Frank was faster. He lunged at Trip and slammed him into the wall, his fingers locked around the god's throat.

"Think about your next words," Frank warned, deadly calm. "Or instead of beating my sword into a ploughshare, I will beat it into your head."

Frank had never felt like this before, never felt this angry. But someone he loved was in danger.

Triptolemus gulped. "You know…I think I'll heal your friends."

"Swear it on the River Styx."

"I swear it on the River Styx."

Frank released him. Triptolemus touched his throat, as if making sure it was still there. He gave Frank a nervous smile, edged around him, and scurried off to the front room. "Just—just gathering herbs!"

Frank watched as the god picked leaves and roots and crushed them in a mortar. He rolled a pill-sized ball of green goop and jogged to Hazel's side. He placed the gunk ball under Hazel's tongue.

Instantly, she shuddered and sat up, coughing. Her eyes flew open. The greenish tint in her skin disappeared.

She looked around, bewildered, until she saw Frank. "What—?"

Frank tackled her in a hug. "You're going to be fine," he said fiercely. "Everything is fine."

"But…" Hazel gripped his shoulders and stared at him in amazement. "Frank, what happened? You-"
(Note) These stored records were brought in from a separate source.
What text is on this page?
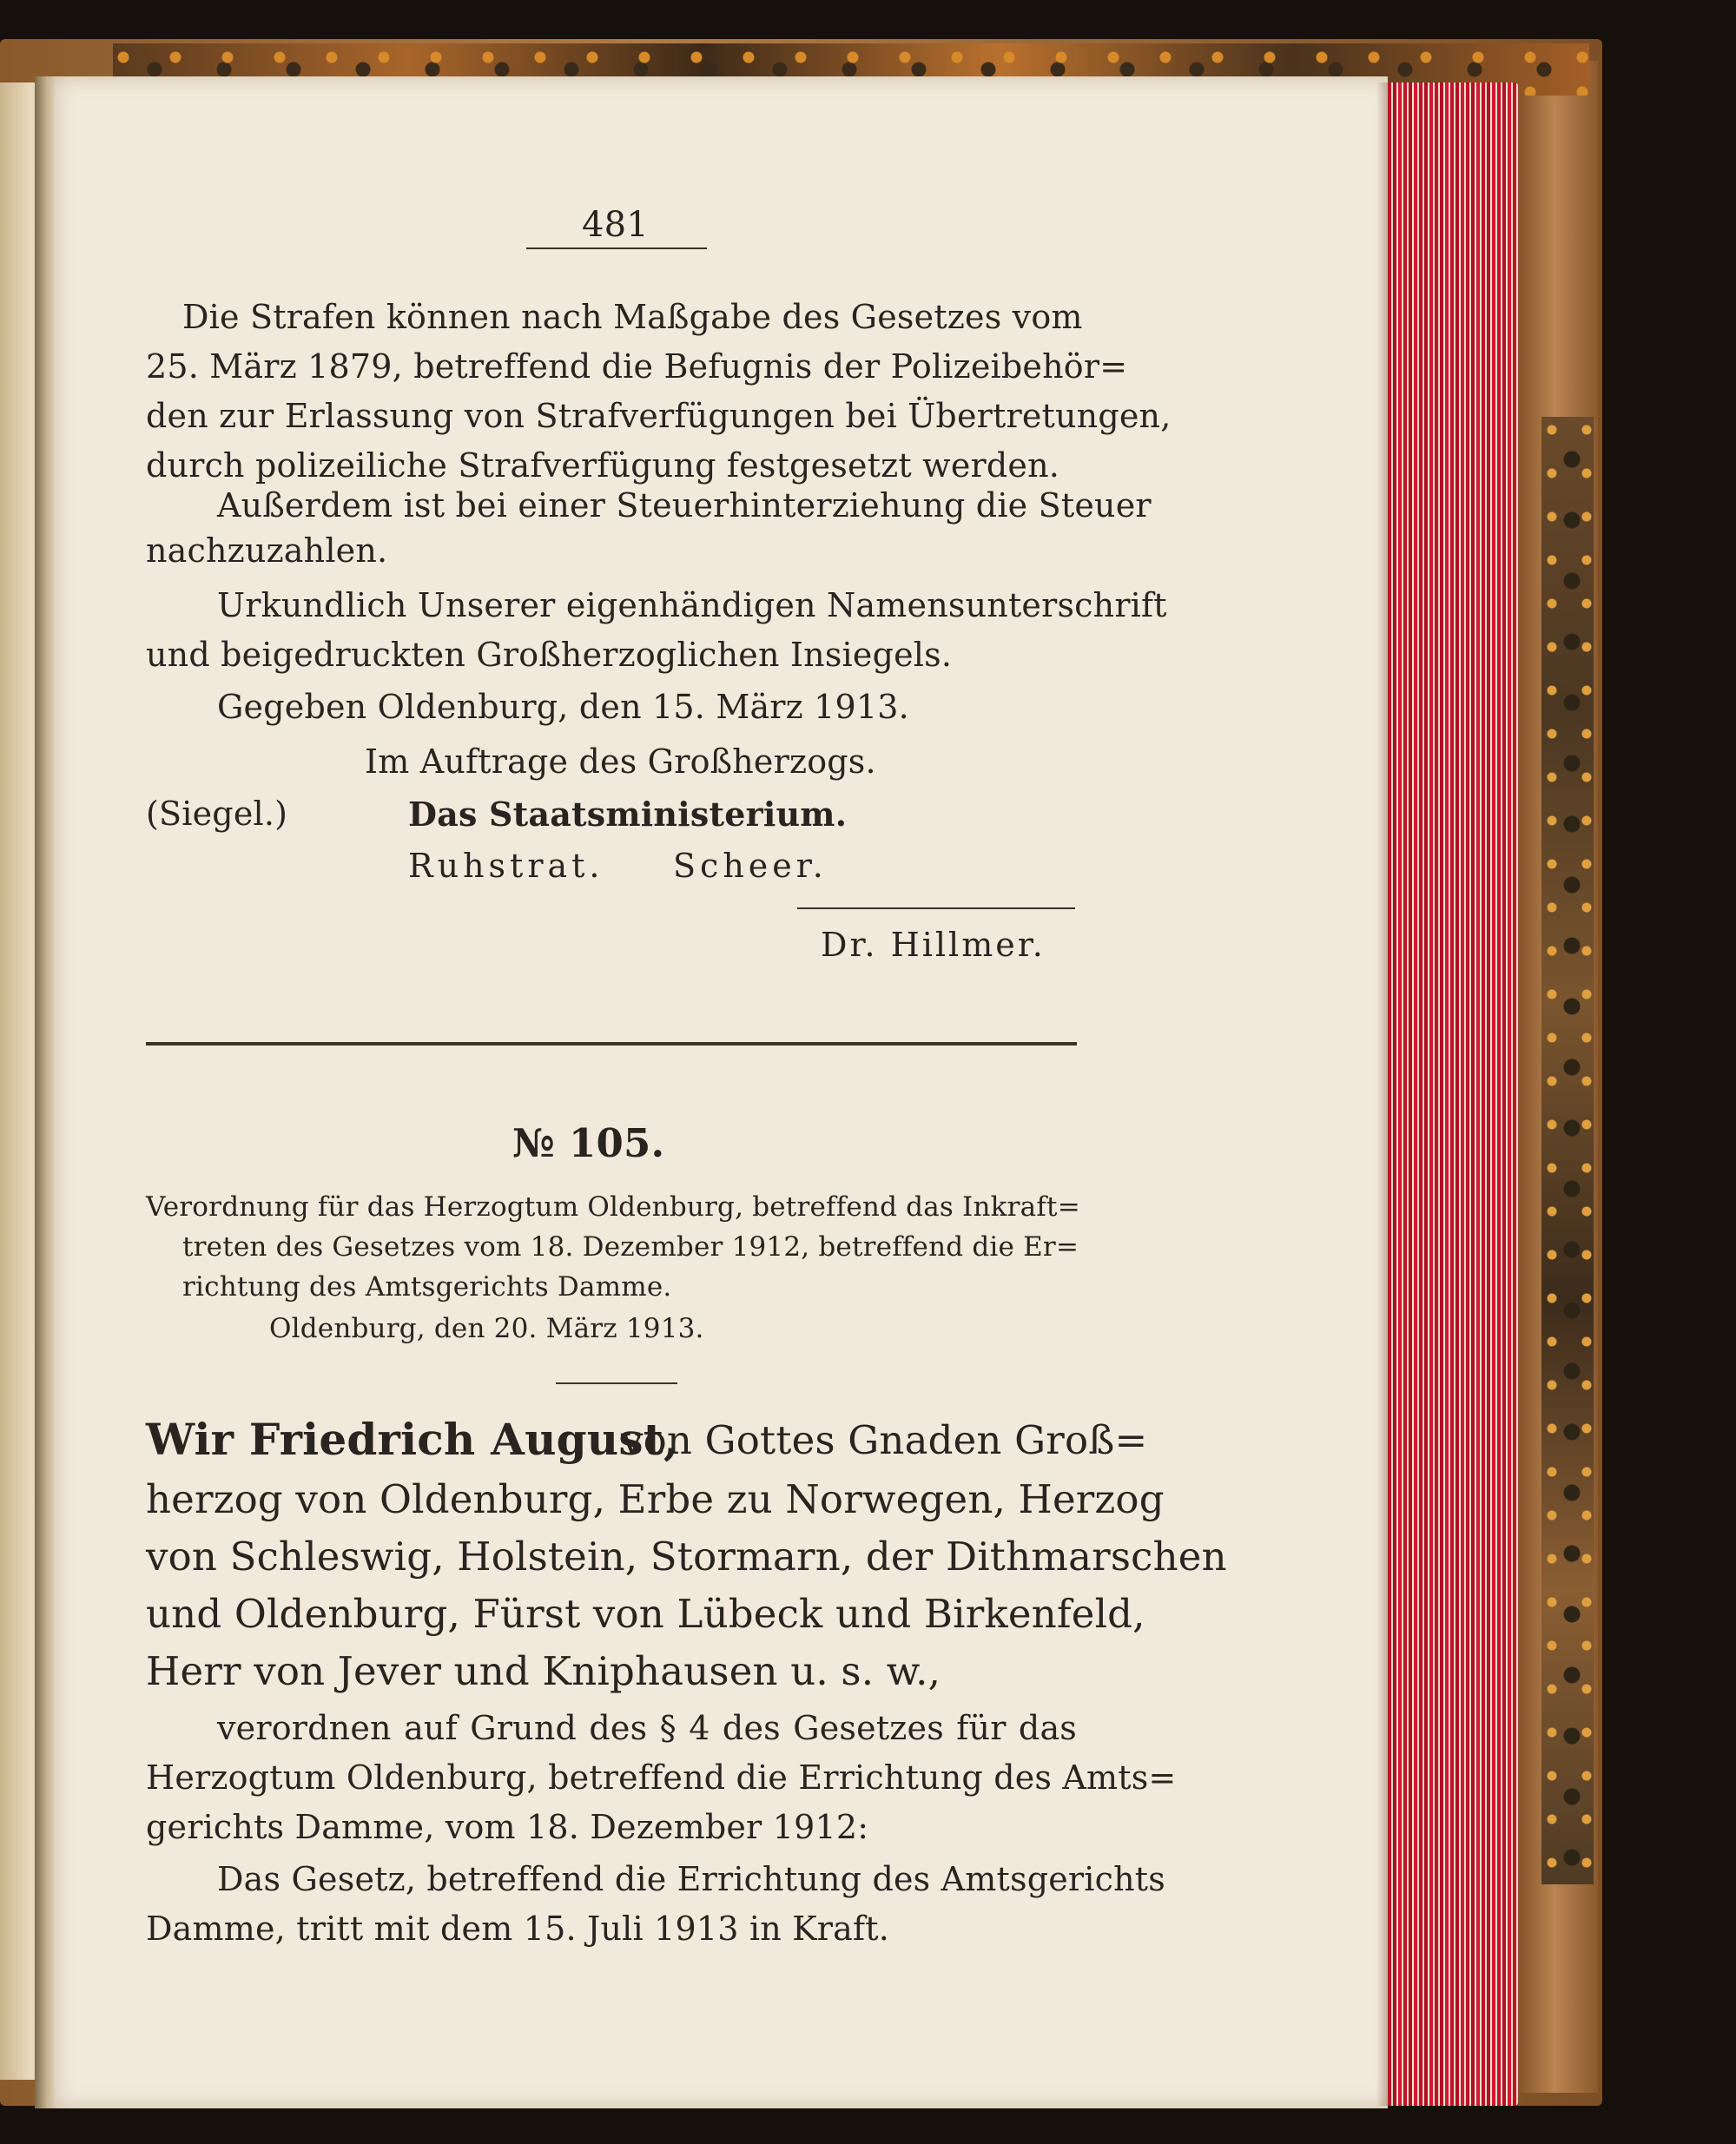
481
Die Strafen können nach Maßgabe des Gesetzes vom
25. März 1879, betreffend die Befugnis der Polizeibehör=
den zur Erlassung von Strafverfügungen bei Übertretungen,
durch polizeiliche Strafverfügung festgesetzt werden.
Außerdem ist bei einer Steuerhinterziehung die Steuer
nachzuzahlen.
Urkundlich Unserer eigenhändigen Namensunterschrift
und beigedruckten Großherzoglichen Insiegels.
Gegeben Oldenburg, den 15. März 1913.
Im Auftrage des Großherzogs.
(Siegel.)	Das Staatsministerium.
Ruhstrat. Scheer.
Dr. Hillmer.
№ 105.
Verordnung für das Herzogtum Oldenburg, betreffend das Inkraft=
treten des Gesetzes vom 18. Dezember 1912, betreffend die Er=
richtung des Amtsgerichts Damme.
Oldenburg, den 20. März 1913.
Wir Friedrich August,
von Gottes Gnaden Groß=
herzog von Oldenburg, Erbe zu Norwegen, Herzog
von Schleswig, Holstein, Stormarn, der Dithmarschen
und Oldenburg, Fürst von Lübeck und Birkenfeld,
Herr von Jever und Kniphausen u. s. w.,
verordnen auf Grund des § 4 des Gesetzes für das
Herzogtum Oldenburg, betreffend die Errichtung des Amts=
gerichts Damme, vom 18. Dezember 1912:
Das Gesetz, betreffend die Errichtung des Amtsgerichts
Damme, tritt mit dem 15. Juli 1913 in Kraft.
"It's a long story." Frank shook his head, "It doesn't matter right now." He rested his forehead against Hazels. "You're safe. That's what matters-" he turned his head then, "And we're not done yet. Heal Bianca." The farm god rolled his eyes.
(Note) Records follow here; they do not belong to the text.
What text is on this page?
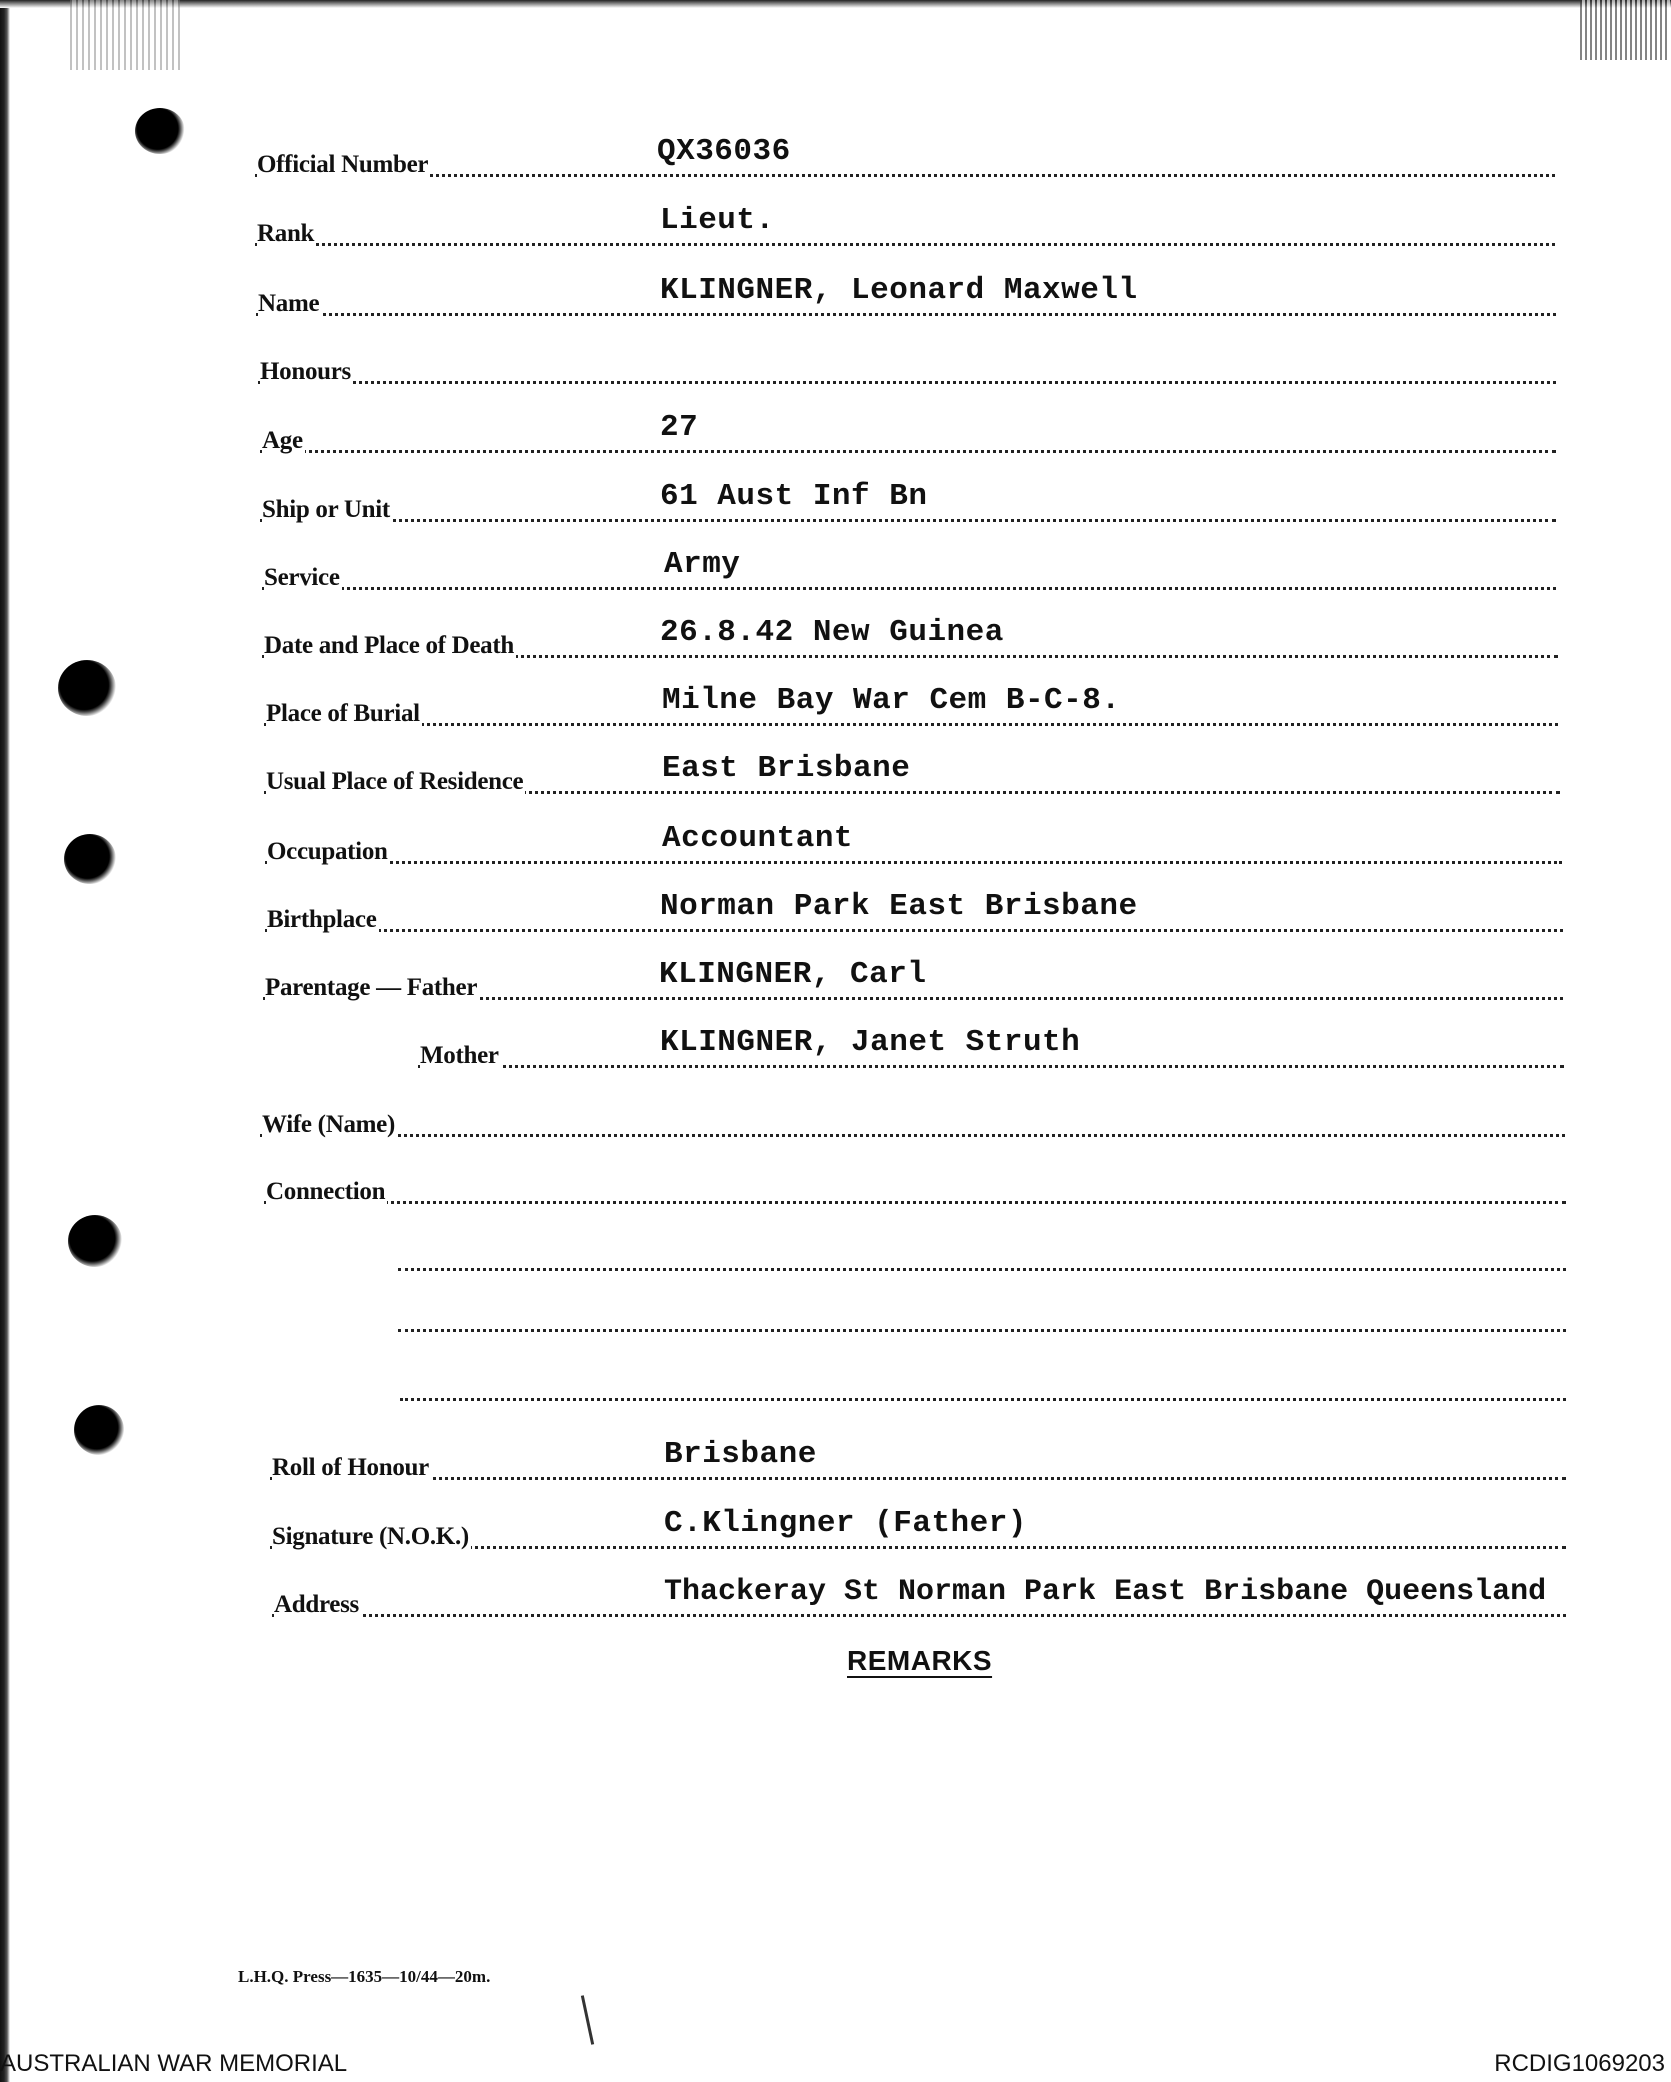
Official Number	QX36036
Rank	Lieut.
Name	KLINGNER, Leonard Maxwell
Honours
Age	27
Ship or Unit	61 Aust Inf Bn
Service	Army
Date and Place of Death	26.8.42 New Guinea
Place of Burial	Milne Bay War Cem B-C-8.
Usual Place of Residence	East Brisbane
Occupation	Accountant
Birthplace	Norman Park East Brisbane
Parentage — Father	KLINGNER, Carl
Mother	KLINGNER, Janet Struth
Wife (Name)
Connection
Roll of Honour	Brisbane
Signature (N.O.K.)	C.Klingner (Father)
Address	Thackeray St Norman Park East Brisbane Queensland
REMARKS
L.H.Q. Press—1635—10/44—20m.
AUSTRALIAN WAR MEMORIAL	RCDIG1069203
He pointed at the corn plant, and BAM! Bianca appeared in an explosion of corn silk.

Bianca looked around frantically, "Hazel! I- Frank what-"

"Everything's fine." Frank told him before his gaze shifted to the god. "Triptolemus was about to tell us how to survive the House of Hades. Weren't you, Trip?"

The farm god raised his eyes to the ceiling, like, Why me, Demeter?

"Fine," Trip said. "When you arrive at Epirus, you will be offered a chalice to drink from."

"Offered by whom?" Nico asked.

"Doesn't matter," Trip snapped. "Just know that it is filled with deadly poison."

Hazel shuddered. "So you're saying that we shouldn't drink it."

"No!" Trip said. "You must drink it, or you'll never be able to make it through the temple. The poison connects you to the world of the dead, lets you pass into the lower levels. The secret to surviving is"—his eyes twinkled—"barley."

Frank stared at him. "Barley."

"In the front room, take some of my special barley. Make it into little cakes. Eat these before you step into the House of Hades. The barley will absorb the worst of the poison, so it will affect you, but not kill you."

"That's it?" Bianca asked incredulously, "Hecate sent us halfway across Italy so you could tell us to eat barley?"

"Good luck!" Triptolemus sprinted across the room and hopped in his chariot. "And, Frank Zhang, I forgive you! You've got spunk. If you ever change your mind, my offer is open. I'd love to see you get a degree in farming!"

"Yeah," Frank muttered. "Thanks."

The god pulled a lever on his chariot. The snake-wheels turned. The wings flapped. At the back of the room, the garage doors rolled open.

"Oh, to be mobile again!" Trip cried. "So many ignorant lands in need of my knowledge. I will teach them the glories of tilling, irrigation, fertilizing!" The chariot lifted off and zipped out of the house, Triptolemus shouting to the sky, "Away, my serpents! Away!"

"That," Hazel said, "was very strange."

"Tell me about it." Frank muttered the words, closing his eyes and taking a deep breath.

"What happened?" Hazel's voice was soft- and of course she could tell that he was upset. She could always tell.

"Can I tell you later?" his voice was soft, and he tried to ignore the way that Bianca was watching them, that knowing
slightly concerned look on her face."

"Of course." she kissed his cheek gently. "Let's get the Barley and get out of here."